Ultimo brano: la famigerata «Habanera» da «Carmen» di Bizet. Ottima esecuzione, nonostante l’arrancare della pianista che unisce il danno allo scorno già subito, sbagliando le note e dando pericolosi colpi di mano sulla tastiera: la coda del pianoforte sussulta, quasi a esternare il grido di dolore del pianoforte stesso per essere così impietosamente e ingiustamente maltrattato. Addirittura fa affannosamente capolino qualche martelletto...e pure qualche corda! Sono gli ultimi aneliti di vita di un pianoforte che si fa carico dei peccati di una strimpellante e poco professionale umanità. Da lì a poco quel pianoforte chinerà la coda e spirerà.

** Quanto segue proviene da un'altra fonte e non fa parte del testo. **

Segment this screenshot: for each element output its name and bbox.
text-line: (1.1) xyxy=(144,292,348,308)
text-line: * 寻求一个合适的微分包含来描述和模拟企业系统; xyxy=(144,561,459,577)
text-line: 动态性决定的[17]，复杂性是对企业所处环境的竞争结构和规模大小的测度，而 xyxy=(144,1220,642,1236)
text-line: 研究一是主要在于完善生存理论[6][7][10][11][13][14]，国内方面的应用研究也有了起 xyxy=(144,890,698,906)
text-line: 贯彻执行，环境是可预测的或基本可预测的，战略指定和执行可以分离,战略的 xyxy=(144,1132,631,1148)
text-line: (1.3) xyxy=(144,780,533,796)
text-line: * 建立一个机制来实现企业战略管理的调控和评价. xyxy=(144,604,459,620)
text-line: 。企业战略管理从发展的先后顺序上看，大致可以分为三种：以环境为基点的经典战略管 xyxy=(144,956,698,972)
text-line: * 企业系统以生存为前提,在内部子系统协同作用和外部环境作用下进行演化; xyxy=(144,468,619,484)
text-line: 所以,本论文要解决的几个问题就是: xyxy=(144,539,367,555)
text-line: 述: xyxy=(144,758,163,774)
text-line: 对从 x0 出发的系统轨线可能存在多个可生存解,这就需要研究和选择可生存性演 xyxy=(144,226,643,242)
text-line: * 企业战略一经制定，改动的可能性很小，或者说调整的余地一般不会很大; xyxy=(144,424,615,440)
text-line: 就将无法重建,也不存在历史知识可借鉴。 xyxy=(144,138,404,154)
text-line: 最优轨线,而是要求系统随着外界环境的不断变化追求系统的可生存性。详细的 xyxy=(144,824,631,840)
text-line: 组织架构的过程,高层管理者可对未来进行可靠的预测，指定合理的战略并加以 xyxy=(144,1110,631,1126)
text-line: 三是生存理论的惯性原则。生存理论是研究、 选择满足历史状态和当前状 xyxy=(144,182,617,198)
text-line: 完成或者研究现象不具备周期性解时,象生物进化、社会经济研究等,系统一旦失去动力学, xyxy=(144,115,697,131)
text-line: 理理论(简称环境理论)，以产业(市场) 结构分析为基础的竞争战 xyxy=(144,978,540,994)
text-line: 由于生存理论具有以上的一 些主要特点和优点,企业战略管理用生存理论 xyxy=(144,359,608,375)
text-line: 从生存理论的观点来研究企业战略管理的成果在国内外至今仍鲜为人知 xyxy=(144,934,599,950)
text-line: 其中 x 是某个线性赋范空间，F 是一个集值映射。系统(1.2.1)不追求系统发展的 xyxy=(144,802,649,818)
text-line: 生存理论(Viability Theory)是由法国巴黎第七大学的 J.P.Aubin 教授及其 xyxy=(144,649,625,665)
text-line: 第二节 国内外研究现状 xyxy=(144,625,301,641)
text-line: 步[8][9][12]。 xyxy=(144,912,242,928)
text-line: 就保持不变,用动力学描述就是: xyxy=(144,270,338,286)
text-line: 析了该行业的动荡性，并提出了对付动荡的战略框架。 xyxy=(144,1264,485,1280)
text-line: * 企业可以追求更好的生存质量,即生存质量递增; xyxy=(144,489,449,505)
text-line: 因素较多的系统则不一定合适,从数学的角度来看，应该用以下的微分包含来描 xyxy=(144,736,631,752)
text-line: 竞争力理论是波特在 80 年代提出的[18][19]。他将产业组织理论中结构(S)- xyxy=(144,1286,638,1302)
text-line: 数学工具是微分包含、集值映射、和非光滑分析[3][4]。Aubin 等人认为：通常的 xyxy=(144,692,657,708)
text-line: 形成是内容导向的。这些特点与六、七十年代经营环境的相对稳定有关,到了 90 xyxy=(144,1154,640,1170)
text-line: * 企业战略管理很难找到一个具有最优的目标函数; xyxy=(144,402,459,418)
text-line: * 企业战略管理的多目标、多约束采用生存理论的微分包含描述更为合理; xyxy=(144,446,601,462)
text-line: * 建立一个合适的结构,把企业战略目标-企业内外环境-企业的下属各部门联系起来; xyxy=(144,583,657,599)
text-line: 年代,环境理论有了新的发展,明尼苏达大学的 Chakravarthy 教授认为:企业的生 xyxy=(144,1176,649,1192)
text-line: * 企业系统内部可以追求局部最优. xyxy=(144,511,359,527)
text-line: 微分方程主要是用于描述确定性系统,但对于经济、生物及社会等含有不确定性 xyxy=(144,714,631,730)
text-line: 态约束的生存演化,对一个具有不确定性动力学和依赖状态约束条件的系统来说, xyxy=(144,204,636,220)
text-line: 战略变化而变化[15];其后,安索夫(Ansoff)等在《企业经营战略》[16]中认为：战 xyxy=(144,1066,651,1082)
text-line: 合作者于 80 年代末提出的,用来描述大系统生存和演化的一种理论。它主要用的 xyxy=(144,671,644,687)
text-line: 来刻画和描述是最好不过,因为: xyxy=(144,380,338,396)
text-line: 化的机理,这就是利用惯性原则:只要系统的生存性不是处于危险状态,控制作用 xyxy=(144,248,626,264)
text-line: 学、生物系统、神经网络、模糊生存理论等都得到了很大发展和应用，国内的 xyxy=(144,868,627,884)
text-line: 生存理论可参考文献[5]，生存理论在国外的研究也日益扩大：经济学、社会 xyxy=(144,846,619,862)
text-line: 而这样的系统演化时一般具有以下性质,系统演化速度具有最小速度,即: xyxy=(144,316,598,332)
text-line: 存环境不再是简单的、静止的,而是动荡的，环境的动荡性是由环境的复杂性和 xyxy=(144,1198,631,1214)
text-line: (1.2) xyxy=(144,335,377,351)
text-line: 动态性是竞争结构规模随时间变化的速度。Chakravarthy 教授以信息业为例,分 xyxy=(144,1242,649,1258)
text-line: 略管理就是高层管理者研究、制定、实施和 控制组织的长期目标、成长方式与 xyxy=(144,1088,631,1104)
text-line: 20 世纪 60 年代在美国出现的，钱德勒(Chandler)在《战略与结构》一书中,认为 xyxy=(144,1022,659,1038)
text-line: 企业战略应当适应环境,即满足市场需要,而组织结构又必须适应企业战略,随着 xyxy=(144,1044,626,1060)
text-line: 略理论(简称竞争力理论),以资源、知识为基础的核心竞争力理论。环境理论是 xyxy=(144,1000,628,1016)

Il concerto è finito. Le due prime donne ringraziano inchinandosi al pubblico e peraltro indicandosi vicendevolmente con un affettato gesto della mano. Ma ecco il bello. È l’ora del bis. Le due prime donne si allontanano per andare a sorseggiare dell’acqua. Tornano e annunciano che hanno deciso di concedere nuovamente l’aria di Rosina: evidentemente la pianista vuole la rivincita. Il pianoforte, intanto deceduto, emette un rantolo post mortem. Per i suoi congiunti – a cui va il sincero cordoglio di tutti i presenti – è come se lo stessero uccidendo per la seconda volta. Si ripete il miracolo. Anche stavolta la pianista suona Rossini e Wagner simultaneamente. Madame supera se stessa. Non simultaneamente Rosina e la Regina della Notte stavolta, ma Rosina e Lakmé: «Una voce poco fa» e l’«Air des clochettes». Insuperabile!

UNA PRECE

A spettacolo finito, Stéphane Lissner, Sovrintendente e Direttore Artistico del Teatro alla Scala di Milano (che finora si è mimetizzato in un anonimo signore panciuto che ha ascoltato facendo le fusa e dando occasionalmente atto di custodire all’interno della cassa toracica un catarro lussureggiante più di una foresta equatoriale), si palesa, contratto alla mano, e invita Madame alla firma per l’inaugurazione della prossima stagione scaligera. I cartelloni recheranno quanto segue: «****** Amelia *******, l’unico mezzosoprano al mondo ‘paghi uno e ascolti due’». Fleming e Devia rimarrano solo sbiaditi e insignificanti ricordi.